Pam Longobardi’s Drifters Project, an exhibition of photography and installations made from ocean plastic, draws to a close at 24 N Lexington Avenue at the end of this month. It has been a real privilege to share her work with you, and we’re excited to welcome Longobardi for a closing reception/gallery talk/book signing on Friday, February 1st, at 5PM. This event is free and open to the public. The artist will talk about her experiences with refugees in the Mediterranean and her work that addresses the environment, climate change, and humanitarian issues. Light refreshments will be served during this Artist Reception and Book Signing. We hope to see you there.

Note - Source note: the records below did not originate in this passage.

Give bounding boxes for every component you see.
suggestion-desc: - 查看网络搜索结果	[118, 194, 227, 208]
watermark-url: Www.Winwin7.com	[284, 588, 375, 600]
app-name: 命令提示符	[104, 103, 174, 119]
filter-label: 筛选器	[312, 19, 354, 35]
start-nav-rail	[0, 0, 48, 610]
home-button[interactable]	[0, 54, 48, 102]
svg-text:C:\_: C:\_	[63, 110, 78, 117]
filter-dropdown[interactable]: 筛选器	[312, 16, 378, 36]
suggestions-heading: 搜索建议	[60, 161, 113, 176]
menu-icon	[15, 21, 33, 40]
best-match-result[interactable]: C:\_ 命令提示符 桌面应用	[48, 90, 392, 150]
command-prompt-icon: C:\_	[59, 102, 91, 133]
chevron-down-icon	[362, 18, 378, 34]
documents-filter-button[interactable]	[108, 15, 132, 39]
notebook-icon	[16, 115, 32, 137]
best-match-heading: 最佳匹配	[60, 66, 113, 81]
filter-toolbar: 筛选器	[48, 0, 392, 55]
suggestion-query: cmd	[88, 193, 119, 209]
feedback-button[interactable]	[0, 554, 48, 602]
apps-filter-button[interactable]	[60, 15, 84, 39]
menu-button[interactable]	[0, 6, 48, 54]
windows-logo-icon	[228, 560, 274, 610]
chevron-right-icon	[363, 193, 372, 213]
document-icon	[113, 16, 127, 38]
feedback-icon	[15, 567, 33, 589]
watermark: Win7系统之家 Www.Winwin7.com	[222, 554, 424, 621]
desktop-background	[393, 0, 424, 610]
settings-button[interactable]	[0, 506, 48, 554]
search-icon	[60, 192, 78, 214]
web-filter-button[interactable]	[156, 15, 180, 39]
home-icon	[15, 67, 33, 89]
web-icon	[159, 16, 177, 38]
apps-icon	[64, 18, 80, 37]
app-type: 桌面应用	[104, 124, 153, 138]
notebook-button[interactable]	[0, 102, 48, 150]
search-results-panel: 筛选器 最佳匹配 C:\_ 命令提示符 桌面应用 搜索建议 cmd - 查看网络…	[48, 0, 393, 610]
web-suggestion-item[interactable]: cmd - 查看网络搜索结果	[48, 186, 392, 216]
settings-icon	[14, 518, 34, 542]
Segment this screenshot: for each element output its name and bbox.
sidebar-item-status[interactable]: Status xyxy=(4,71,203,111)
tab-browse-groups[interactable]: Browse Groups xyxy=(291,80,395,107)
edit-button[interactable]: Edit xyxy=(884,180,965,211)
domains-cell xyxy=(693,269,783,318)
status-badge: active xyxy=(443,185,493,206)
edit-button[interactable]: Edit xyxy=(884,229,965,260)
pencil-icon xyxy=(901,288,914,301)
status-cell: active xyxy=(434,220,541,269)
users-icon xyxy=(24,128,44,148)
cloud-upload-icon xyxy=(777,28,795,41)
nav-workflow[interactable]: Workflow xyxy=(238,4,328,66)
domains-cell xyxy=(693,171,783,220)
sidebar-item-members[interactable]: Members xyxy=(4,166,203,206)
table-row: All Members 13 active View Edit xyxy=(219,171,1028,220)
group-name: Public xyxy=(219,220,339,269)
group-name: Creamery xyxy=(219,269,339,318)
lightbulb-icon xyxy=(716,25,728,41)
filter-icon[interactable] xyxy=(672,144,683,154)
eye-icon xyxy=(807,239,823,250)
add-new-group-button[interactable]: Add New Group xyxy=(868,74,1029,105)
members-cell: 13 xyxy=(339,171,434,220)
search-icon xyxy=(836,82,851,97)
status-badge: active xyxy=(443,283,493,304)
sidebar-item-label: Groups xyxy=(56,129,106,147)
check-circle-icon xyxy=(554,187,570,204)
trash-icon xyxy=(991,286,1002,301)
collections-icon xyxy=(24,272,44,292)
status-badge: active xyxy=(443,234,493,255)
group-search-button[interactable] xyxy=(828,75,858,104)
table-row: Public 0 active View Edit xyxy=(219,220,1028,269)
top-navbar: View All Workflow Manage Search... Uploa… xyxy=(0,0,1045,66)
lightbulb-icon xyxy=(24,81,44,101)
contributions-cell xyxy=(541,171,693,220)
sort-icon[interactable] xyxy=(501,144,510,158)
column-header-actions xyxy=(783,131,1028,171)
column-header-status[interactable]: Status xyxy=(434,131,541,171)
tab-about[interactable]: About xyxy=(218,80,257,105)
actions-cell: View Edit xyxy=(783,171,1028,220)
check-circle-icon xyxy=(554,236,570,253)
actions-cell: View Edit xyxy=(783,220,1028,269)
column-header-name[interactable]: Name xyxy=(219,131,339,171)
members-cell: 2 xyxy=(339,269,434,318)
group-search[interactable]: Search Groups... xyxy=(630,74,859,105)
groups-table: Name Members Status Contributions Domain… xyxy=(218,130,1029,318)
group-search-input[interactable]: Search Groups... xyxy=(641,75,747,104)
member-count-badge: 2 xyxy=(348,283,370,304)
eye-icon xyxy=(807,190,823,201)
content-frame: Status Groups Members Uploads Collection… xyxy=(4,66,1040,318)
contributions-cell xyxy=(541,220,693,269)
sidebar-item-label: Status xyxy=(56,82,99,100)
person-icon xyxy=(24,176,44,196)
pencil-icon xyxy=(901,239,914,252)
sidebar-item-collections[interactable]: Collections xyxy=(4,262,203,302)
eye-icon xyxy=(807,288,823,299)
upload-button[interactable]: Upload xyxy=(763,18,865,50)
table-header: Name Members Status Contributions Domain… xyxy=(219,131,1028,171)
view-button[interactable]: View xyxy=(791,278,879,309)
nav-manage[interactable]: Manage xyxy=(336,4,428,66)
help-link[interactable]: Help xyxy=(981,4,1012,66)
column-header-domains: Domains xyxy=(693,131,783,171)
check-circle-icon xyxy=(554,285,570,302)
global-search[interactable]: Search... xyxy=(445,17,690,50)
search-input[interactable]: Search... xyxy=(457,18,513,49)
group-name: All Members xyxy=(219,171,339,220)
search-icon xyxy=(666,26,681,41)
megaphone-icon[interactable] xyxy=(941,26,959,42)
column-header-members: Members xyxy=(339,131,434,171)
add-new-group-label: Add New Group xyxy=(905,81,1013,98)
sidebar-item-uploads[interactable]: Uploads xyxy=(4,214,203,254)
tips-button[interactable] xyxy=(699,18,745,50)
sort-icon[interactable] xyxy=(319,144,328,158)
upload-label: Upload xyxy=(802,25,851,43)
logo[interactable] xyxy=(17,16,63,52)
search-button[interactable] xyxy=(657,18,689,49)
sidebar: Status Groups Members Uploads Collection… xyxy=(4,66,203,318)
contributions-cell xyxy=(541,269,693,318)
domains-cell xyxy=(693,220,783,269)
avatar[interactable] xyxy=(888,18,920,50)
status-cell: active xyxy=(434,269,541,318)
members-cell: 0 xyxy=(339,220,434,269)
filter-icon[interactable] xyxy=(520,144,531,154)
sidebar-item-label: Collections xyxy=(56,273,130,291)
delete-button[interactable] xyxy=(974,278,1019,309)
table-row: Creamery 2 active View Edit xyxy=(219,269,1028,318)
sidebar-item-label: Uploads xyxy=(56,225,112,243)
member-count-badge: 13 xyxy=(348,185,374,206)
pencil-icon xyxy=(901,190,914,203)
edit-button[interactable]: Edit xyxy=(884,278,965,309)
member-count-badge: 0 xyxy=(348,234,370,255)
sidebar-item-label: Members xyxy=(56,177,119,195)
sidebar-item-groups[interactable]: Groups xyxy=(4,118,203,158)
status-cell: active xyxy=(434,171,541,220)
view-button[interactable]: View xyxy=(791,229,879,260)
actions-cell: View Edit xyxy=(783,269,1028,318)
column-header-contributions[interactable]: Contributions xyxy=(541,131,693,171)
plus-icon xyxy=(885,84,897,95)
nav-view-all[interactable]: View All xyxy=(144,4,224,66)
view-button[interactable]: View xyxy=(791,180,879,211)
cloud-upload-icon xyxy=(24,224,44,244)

Longobardi’s artwork involves painting, photography, and installation to address the psychological relationship of humans to the natural world. She has exhibited her artwork across the US and in Greece, Monaco, Germany, Finland, Slovakia, China, Japan, Italy, Spain, Belgium, Costa Rica and Poland. She currently lives and works in Atlanta and is Professor of Art at Georgia State University. Presently she drifts with the ongoing Drifters Project, following the world ocean currents. With the Drifters Project, she collects, documents and transforms oceanic plastic into installations and photography. The work provides a visual statement about the engine of global consumption and the vast amounts of plastic objects and their impact on the world’s most remote places and its creatures. Longobardi’s work is framed within a conversation about globalism and conservation. Longobardi participated in the 2013 GYRE expedition to remote coastal areas of Alaska and created project-specific works for the exhibition at the Anchorage Museum February 2014. Longobardi was featured in a National Geographic film on the GYRE expedition and her Drifters Project was featured in National Geographic magazine. Also in 2013, Longobardi created a site-specific installation for a special project of the Venice cultural association Ministero di Beni Culturali (MiBAC) and the Ministry of Culture of Rome for the 55th Venice Biennale, on the Island of San Francesco del Deserto in the Venetian Lagoon, a work made from plastic water bottles, mirrors and a satellite dish that signaled an apology to St. Francis across the lagoon to the island of Burano. She exhibited photography in Seescape at George Adams Gallery in New York, and won the prestigious Hudgens Prize (2013), one of the largest single prizes given to an artist in North America. She has an ongoing collaboration supported by the Ionion Center for Art and Culture in Metaxata, Kefalonia, Greece. In 2014, Longobardi was awarded the title of Distinguished University Professor, and has been named Oceanic Society’s Artist-In-Nature.
About Drifters Project, Longobardi comments:
“In 2006, after discovering the mountainous piles of plastic debris the ocean was depositing on the remote shores of Hawaii, I began collecting and utilizing this plastic as my primary material in my project called Drifters. Since then, I have made scores of interventions, cleaning beaches and making collections from all over the world, removing thousands of pounds of material from the natural environment and re-situating it within the cultural context for examination. These collection missions were originally done solo, as part of my process, but soon grew to encompass thousands of people in hundreds of global sites. I approach the sites as a forensic scientist, examining and documenting the deposition as it lay, collecting and identifying the evidence of the crime.
Plastic objects are the cultural archeology of our time. These objects I see as a portrait of global late-capitalist consumer society, mirroring our desires, wishes, hubris and ingenuity. These are objects with unintended consequences that become transformed as they leave the quotidian world and collide with nature to be transformed, transported and regurgitated out of the shifting oceans. The ocean is communicating with us through the materials of our own making. The plastic elements initially seem attractive and innocuous, like toys, some with an eerie familiarity and some totally alien. At first, the plastic seems innocent and fun, but it is not. It is dangerous. We are remaking the world in plastic.
In keeping with the movement of drift of these material artifacts, I prefer using them in a transitive form as installation. All of the work can be dismantled, reconfigured but nearly impossibly recycled. The objects are presented as specimens on steel pins or wired together to form larger structures. I am a conceptual artist with a strong affinity to materials and process. I was trained as a painter and printmaker, and continue this in my studio practice, but have always worked in varying mediums from photography to painting and collage to installation, allowing the ideas to dictate the materials I work with. I am interested in the collision between nature and global consumer culture. Ocean plastic is a material that can unleash unpredictable dynamics. I am interested in it in particular, as opposed to all garbage in general, because of what it reveals about us as a global culture and what it reveals about the ocean as a type of cultural space, as well as a giant dynamic engine of life and change. As a product of culture that exhibits visibly the attempts of nature to reabsorb and regurgitate this invader, ocean plastic has profound stories to tell.”